Delivery of nucleic acids with a stearylated (RxR)4 peptide using a non-covalent co-incubation strategy.

In recent years, oligonucleotide-based molecules have been intensely used to modulate gene expression. All these molecules share the common feature of being essentially impermeable over cellular membranes and they therefore require efficient delivery vectors. Cell-penetrating peptides are a group of delivery peptides that has been readily used for nucleic acid delivery. In particular, polyarginine and derivates thereof, i.e. the (RxR)(4) peptide, have been applied with success both in vitro and in vivo. A major problem, however, with these arginine-rich peptides is that they frequently remain trapped in endosomal compartments following internalization. The activity of polyarginine has previously been improved by conjugation to a stearyl moiety. Therefore, we sought to investigate what impact such modification would have on the pre-clinically used (RxR)(4) peptide for non-covalent delivery of plasmids and splice-correcting oligonucleotides (SCOs) and compare it with stearylated Arg9 and Lipofectamine 2000. We show that stearyl-(RxR)(4) mediates efficient plasmid transfections in several cell lines and the expression levels are significantly higher than when using unmodified (RxR)(4) or stearylated Arg9. Although the transfection efficiency is lower than with Lipofectamine 2000, we show that stearyl-(RxR)(4) is substantially less toxic. Furthermore, using a functional splice-correction assay, we show that stearyl-(RxR)(4) complexed with 2'-OMe SCOs promotes significant splice correction whereas stearyl-Arg9 fails to do so. Moreover, stearyl-(RxR)(4) promotes dose-dependent splice correction in parity with (RxR)(4)-PMO covalent conjugates, but at least 10-times lower concentration. These features make this stearic acid modified analog of (RxR)(4) an intriguing vector for future in vivo experiments.
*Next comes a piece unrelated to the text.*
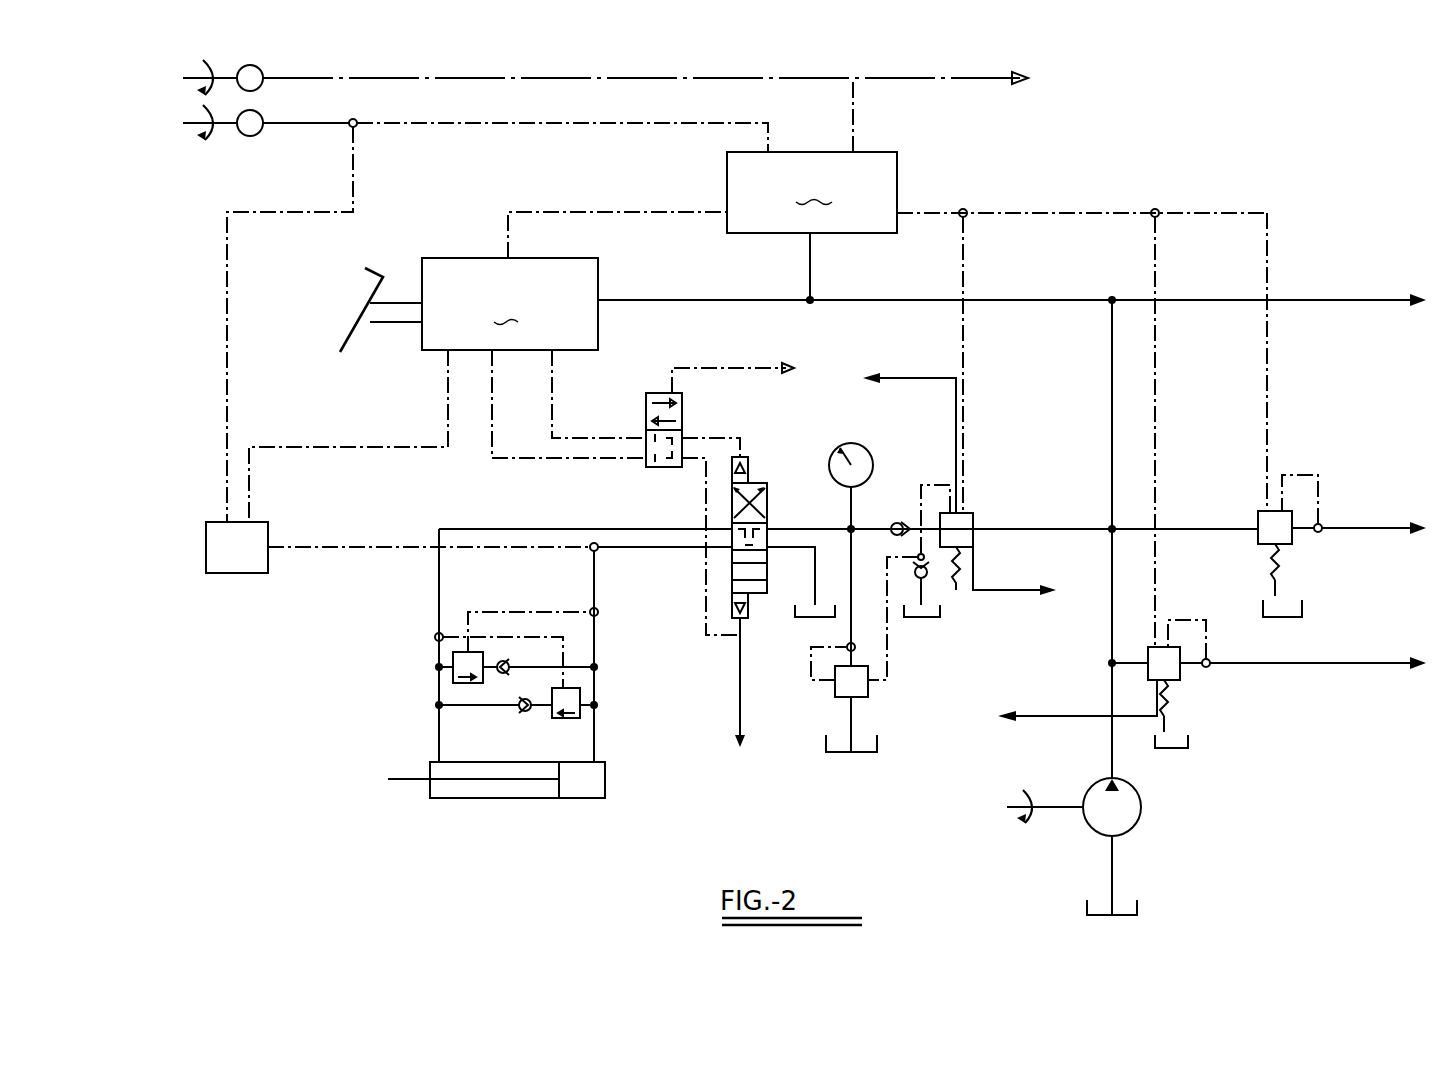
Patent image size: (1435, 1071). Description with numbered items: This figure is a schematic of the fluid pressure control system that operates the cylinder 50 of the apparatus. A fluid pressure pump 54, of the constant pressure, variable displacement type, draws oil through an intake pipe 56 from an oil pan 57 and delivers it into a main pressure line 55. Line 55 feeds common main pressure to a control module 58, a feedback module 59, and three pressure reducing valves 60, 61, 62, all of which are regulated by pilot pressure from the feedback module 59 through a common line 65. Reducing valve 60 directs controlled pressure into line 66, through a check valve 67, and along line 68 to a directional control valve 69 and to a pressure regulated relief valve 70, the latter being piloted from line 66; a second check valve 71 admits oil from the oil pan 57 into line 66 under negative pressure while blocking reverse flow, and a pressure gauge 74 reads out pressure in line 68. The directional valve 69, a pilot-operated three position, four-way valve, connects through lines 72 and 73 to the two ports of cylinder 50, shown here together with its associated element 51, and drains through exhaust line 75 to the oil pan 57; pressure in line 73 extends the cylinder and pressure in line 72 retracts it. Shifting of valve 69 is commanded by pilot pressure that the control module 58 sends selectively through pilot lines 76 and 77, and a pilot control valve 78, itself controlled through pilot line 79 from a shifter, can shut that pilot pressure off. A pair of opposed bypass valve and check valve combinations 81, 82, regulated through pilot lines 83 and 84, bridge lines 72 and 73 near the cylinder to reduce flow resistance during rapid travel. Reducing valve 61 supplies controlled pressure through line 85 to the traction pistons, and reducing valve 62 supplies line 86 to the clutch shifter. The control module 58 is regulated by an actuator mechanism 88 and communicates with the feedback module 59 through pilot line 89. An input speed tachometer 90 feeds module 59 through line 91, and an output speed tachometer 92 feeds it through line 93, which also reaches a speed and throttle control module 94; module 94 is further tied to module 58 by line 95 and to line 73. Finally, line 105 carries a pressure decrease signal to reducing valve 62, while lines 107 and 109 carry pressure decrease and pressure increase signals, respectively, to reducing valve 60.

PNA-peptide conjugates as intracellular gene control agents.

Serum-stabilized PNA-internalization peptides (Pip) conjugated to PNA complementary to the 705 aberrant beta-globin splice site are able to correct splicing and increase luciferase production in Hela pLuc705 cells with sub microM EC(50) in the absence of a transfection agent. Inhibition of microRNA-122 in liver cells is achieved by treatment with complementary PNA containing just a few attached Lys residues, again without need of a transfection agent.